Robertson pointed to the fact that even Kevin de Bruyne, and his own skipper Jordan Henderson have said in recent weeks that they are not sure of the rules any more, because the interpretation changes almost from game to game.
And that was never more evident last weekend, when he was penalised for a penalty, but both Marcus Rashford and Adama Traore didn’t get penalties when they were kicked in almost exactly the same way just a day later.
“I think consistency is the thing. We believed we would be getting that with VAR and we are not getting it right now..and the game is crying out for it.
“With VAR we believed there would be no grey areas, it would all be black and white, but we are not getting that.
“On Saturday, I have no problem if my tackle is a penalty, if the rules and the referee deem that as a penalty then I have no problem with it.

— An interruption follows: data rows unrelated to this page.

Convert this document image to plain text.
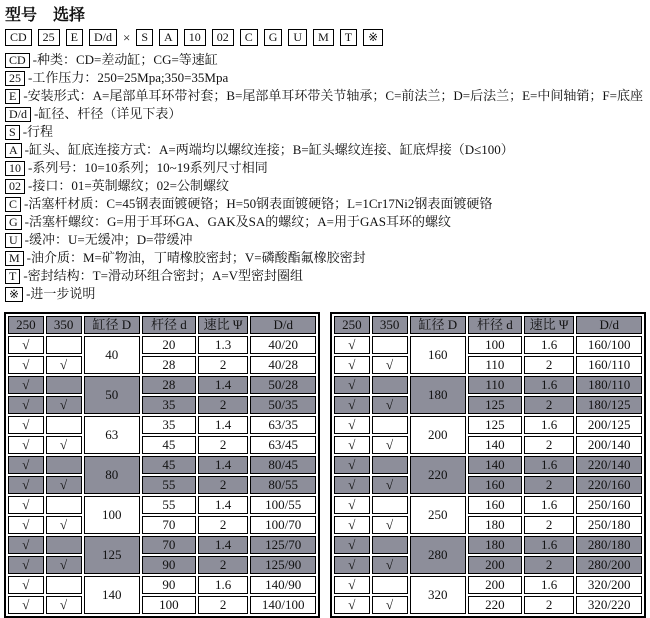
型号　选择
CD	25	E	D/d × S	A	10	02	C	G	U	M	T	※
CD -种类：CD=差动缸；CG=等速缸
25 -工作压力：250=25Mpa;350=35Mpa
E -安装形式：A=尾部单耳环带衬套；B=尾部单耳环带关节轴承；C=前法兰；D=后法兰；E=中间轴销；F=底座
D/d -缸径、杆径（详见下表）
S -行程
A -缸头、缸底连接方式：A=两端均以螺纹连接；B=缸头螺纹连接、缸底焊接（D≤100）
10 -系列号：10=10系列；10~19系列尺寸相同
02 -接口：01=英制螺纹；02=公制螺纹
C -活塞杆材质：C=45钢表面镀硬铬；H=50钢表面镀硬铬；L=1Cr17Ni2钢表面镀硬铬
G -活塞杆螺纹：G=用于耳环GA、GAK及SA的螺纹；A=用于GAS耳环的螺纹
U -缓冲：U=无缓冲；D=带缓冲
M -油介质：M=矿物油，丁晴橡胶密封；V=磷酸酯氟橡胶密封
T -密封结构：T=滑动环组合密封；A=V型密封圈组
※ -进一步说明
250	350	缸径 D	杆径 d	速比 Ψ	D/d
√		40	20	1.3	40/20
√	√		28	2	40/28
√		50	28	1.4	50/28
√	√		35	2	50/35
√		63	35	1.4	63/35
√	√		45	2	63/45
√		80	45	1.4	80/45
√	√		55	2	80/55
√		100	55	1.4	100/55
√	√		70	2	100/70
√		125	70	1.4	125/70
√	√		90	2	125/90
√		140	90	1.6	140/90
√	√		100	2	140/100
250	350	缸径 D	杆径 d	速比 Ψ	D/d
√		160	100	1.6	160/100
√	√		110	2	160/110
√		180	110	1.6	180/110
√	√		125	2	180/125
√		200	125	1.6	200/125
√	√		140	2	200/140
√		220	140	1.6	220/140
√	√		160	2	220/160
√		250	160	1.6	250/160
√	√		180	2	250/180
√		280	180	1.6	280/180
√	√		200	2	280/200
√		320	200	1.6	320/200
√	√		220	2	320/220
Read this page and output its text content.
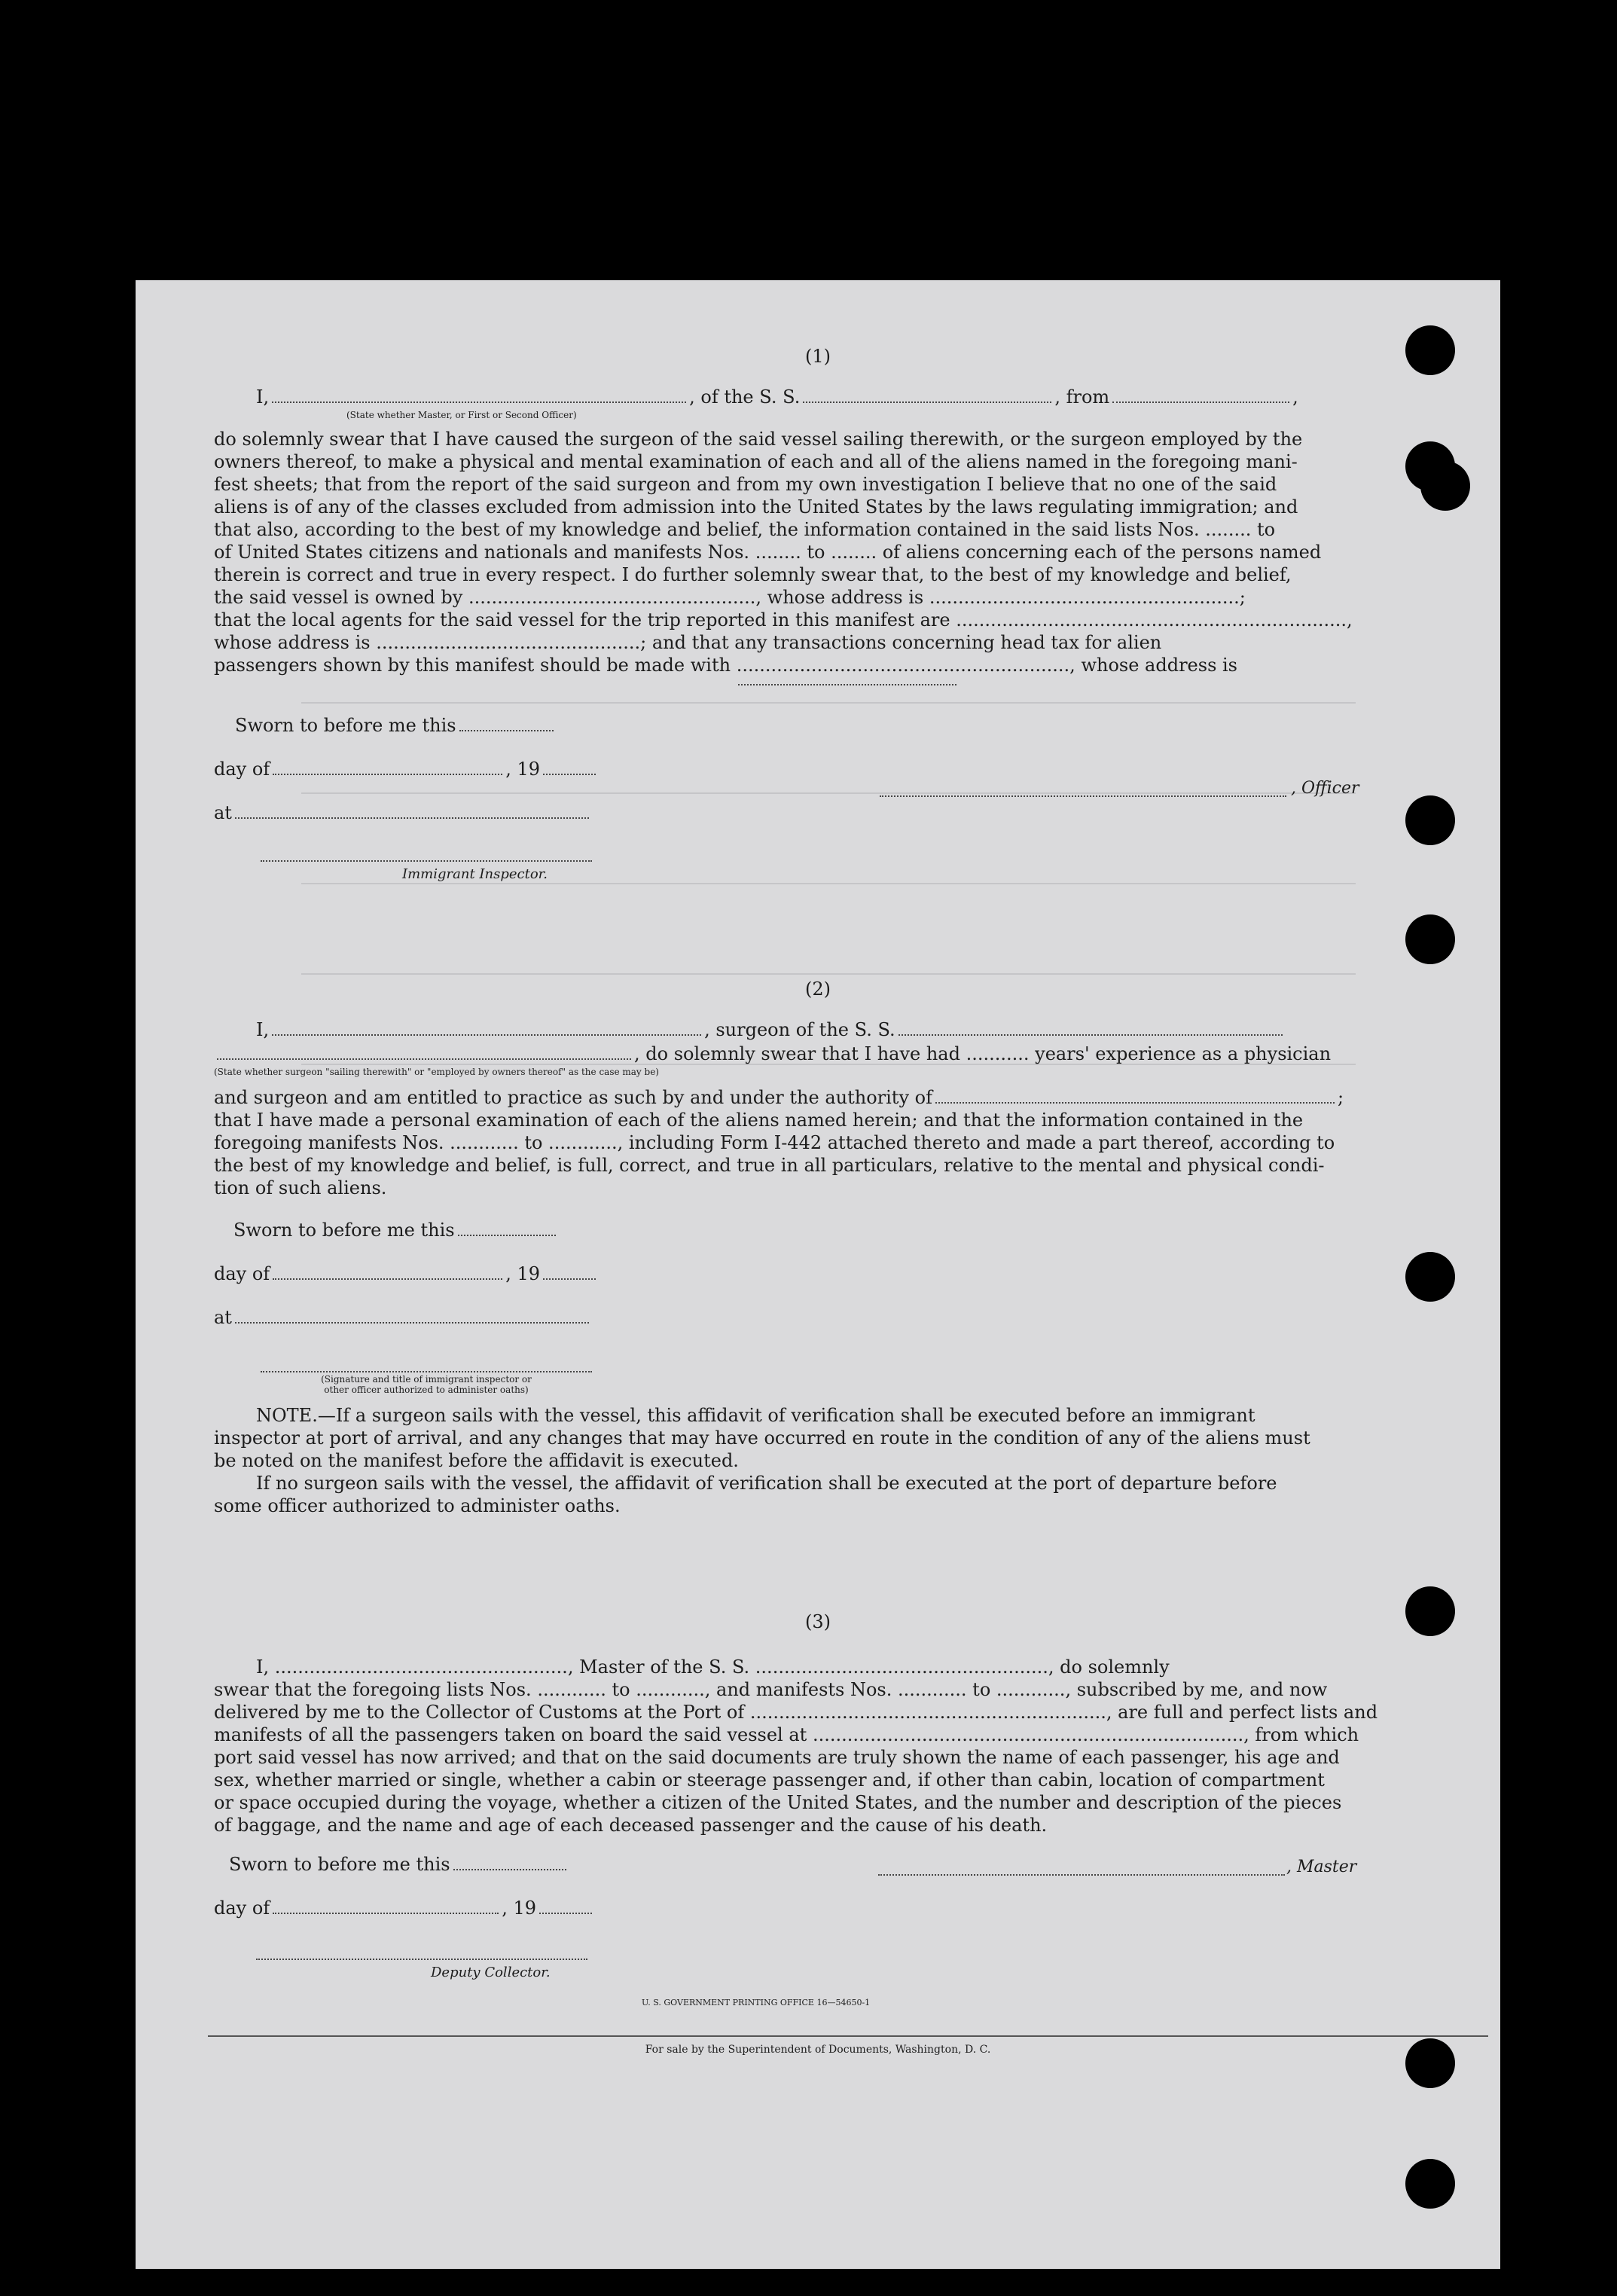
(1)
I,	, of the S. S.	, from	,
(State whether Master, or First or Second Officer)
do solemnly swear that I have caused the surgeon of the said vessel sailing therewith, or the surgeon employed by the
owners thereof, to make a physical and mental examination of each and all of the aliens named in the foregoing mani-
fest sheets; that from the report of the said surgeon and from my own investigation I believe that no one of the said
aliens is of any of the classes excluded from admission into the United States by the laws regulating immigration; and
that also, according to the best of my knowledge and belief, the information contained in the said lists Nos. ........ to
of United States citizens and nationals and manifests Nos. ........ to ........ of aliens concerning each of the persons named
therein is correct and true in every respect. I do further solemnly swear that, to the best of my knowledge and belief,
the said vessel is owned by .................................................., whose address is ......................................................;
that the local agents for the said vessel for the trip reported in this manifest are ....................................................................,
whose address is ..............................................; and that any transactions concerning head tax for alien
passengers shown by this manifest should be made with .........................................................., whose address is
Sworn to before me this
day of	, 19
at
, Officer
Immigrant Inspector.
(2)
I,	, surgeon of the S. S.
, do solemnly swear that I have had ........... years' experience as a physician
(State whether surgeon "sailing therewith" or "employed by owners thereof" as the case may be)
and surgeon and am entitled to practice as such by and under the authority of	;
that I have made a personal examination of each of the aliens named herein; and that the information contained in the
foregoing manifests Nos. ............ to ............, including Form I-442 attached thereto and made a part thereof, according to
the best of my knowledge and belief, is full, correct, and true in all particulars, relative to the mental and physical condi-
tion of such aliens.
Sworn to before me this
day of	, 19
at
(Signature and title of immigrant inspector or
other officer authorized to administer oaths)
NOTE.—If a surgeon sails with the vessel, this affidavit of verification shall be executed before an immigrant
inspector at port of arrival, and any changes that may have occurred en route in the condition of any of the aliens must
be noted on the manifest before the affidavit is executed.
If no surgeon sails with the vessel, the affidavit of verification shall be executed at the port of departure before
some officer authorized to administer oaths.
(3)
I, ..................................................., Master of the S. S. ..................................................., do solemnly
swear that the foregoing lists Nos. ............ to ............, and manifests Nos. ............ to ............, subscribed by me, and now
delivered by me to the Collector of Customs at the Port of .............................................................., are full and perfect lists and
manifests of all the passengers taken on board the said vessel at ..........................................................................., from which
port said vessel has now arrived; and that on the said documents are truly shown the name of each passenger, his age and
sex, whether married or single, whether a cabin or steerage passenger and, if other than cabin, location of compartment
or space occupied during the voyage, whether a citizen of the United States, and the number and description of the pieces
of baggage, and the name and age of each deceased passenger and the cause of his death.
Sworn to before me this	, Master
day of	, 19
Deputy Collector.
U. S. GOVERNMENT PRINTING OFFICE 16—54650-1
For sale by the Superintendent of Documents, Washington, D. C.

“But I was also watching the games yesterday and I saw two very similar instances on Marcus Rashford and Adama Traore that went unpunished and looked very, very similar to what I did to Danny Welbeck.
“Both of them were not a penalty and mine was. For me, all three have to be a penalty or all three were not penalties.
“That is so frustrating for teams to see that inconsistency.”
Liverpool could have Naby Keita back for the visit of Ajax, where a win would guarantee qualification for the knock out stage of the Champions League.”